Inerrancy Is Not a New Idea, Just Ask Irenaeus

Inerrancy Is Not a New Idea, Just Ask Irenaeus April 14, 2015

matters matterOkay, okay. I do need to preface with this:

Irenaeus (ca. 130/140-ca. 200) never used the term “inerrancy.” It’s probably not even fair to call him an “inerrantist.” The word, and many nuances of it, are of recent descent and are influenced by modern debates over the truthfulness of Scripture, especially in relationship to textual and scientific criticism and the formation of the Canon. So the difference is substantial in detail, but the spirit of the idea is clearly there.

That said, the point here is this: the idea that Scripture is without error isn’t something fundamentalists cooked up in a lab a century ago. Inerrancy is not a view of Scripture held by close-minded neanderthals, either.

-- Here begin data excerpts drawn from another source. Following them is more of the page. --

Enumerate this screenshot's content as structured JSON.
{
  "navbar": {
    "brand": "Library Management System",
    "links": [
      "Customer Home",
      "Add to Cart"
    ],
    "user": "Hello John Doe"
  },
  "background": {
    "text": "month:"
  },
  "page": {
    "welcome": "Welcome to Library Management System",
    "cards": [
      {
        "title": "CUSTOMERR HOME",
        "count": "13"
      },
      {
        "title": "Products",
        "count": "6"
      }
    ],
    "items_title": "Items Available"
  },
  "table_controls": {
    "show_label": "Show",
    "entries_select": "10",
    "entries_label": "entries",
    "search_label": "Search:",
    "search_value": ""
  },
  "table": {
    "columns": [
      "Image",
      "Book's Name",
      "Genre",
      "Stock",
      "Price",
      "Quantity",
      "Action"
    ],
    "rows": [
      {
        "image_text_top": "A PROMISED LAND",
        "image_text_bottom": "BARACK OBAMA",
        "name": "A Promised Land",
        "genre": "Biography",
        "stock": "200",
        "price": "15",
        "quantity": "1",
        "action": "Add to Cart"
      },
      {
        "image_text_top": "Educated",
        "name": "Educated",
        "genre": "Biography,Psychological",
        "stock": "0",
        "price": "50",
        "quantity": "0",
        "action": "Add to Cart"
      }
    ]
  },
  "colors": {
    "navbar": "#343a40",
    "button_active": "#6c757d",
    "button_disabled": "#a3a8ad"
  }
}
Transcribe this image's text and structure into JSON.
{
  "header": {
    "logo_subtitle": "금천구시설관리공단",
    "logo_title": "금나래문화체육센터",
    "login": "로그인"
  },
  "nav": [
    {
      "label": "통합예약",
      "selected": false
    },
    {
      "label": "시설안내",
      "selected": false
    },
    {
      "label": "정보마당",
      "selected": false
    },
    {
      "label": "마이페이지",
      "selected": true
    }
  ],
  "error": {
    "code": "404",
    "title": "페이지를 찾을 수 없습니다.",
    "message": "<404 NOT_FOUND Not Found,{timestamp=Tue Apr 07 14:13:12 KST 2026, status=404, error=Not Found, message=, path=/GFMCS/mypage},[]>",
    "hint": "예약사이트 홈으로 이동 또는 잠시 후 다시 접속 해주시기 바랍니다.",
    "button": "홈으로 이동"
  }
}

Rather, it’s an idea that says nothing more than this: (1) if you were able to sit down with the writers of Scripture when they penned their books, you’d find that they painstakingly chose to tell the truth, and (2) there is another Author of Scripture, who ensures the accuracy of Scripture and its transmission through the millennia. Yes, there are genres; no, there are not errors.

Irenaeus, in Against Heresies, lays out a very explicit inerrancy-like view of Scripture when battling the Gnostics who taught the errancy of Scripture. In Do Historical Matters Matter to Faith?, Michael A. G. Haykin’s essay explains Irenaeus’s view via engagement with several primary texts (pp. 135-147):

1. Irenaeus based the fidelity of the apostolic writings upon the absolute truthfulness of the Lord Jesus Christ and the conviction that truth and falsehood are polar opposites. … [By extension of Christ’s embodiment of truth] the quality of absolute truthfulness [is] predicated of the authors of the books of the Old Testament, since the Spirit who spoke through the apostles also spoke through the Old Testament writers. Thus the Scriptures form a harmonious whole.”

2. A second major emphasis of Irenaeus’s bibliology is the unity of the Testaments and, by extension, the unity of the history of salvific work. … There is therefore a common theme that informs both Old Testament prophets and the New Testament apostles: Christ.”

One thing that’s irrefutable when reading the Fathers on Scripture—they saw no place for the Bible having errors, contradictory statements, or even incidental falsehoods. Haykin argues that this framework was the foundation for Irenaeus’s dispute with Gnostics and others over the truthfulness and sufficiency of Scripture. As Haykin notes via Norbert Brox: “[In] Irenaeus this principle stands at the the beginning [of his thought]: that the Bible is in every respect perfect and sufficient.”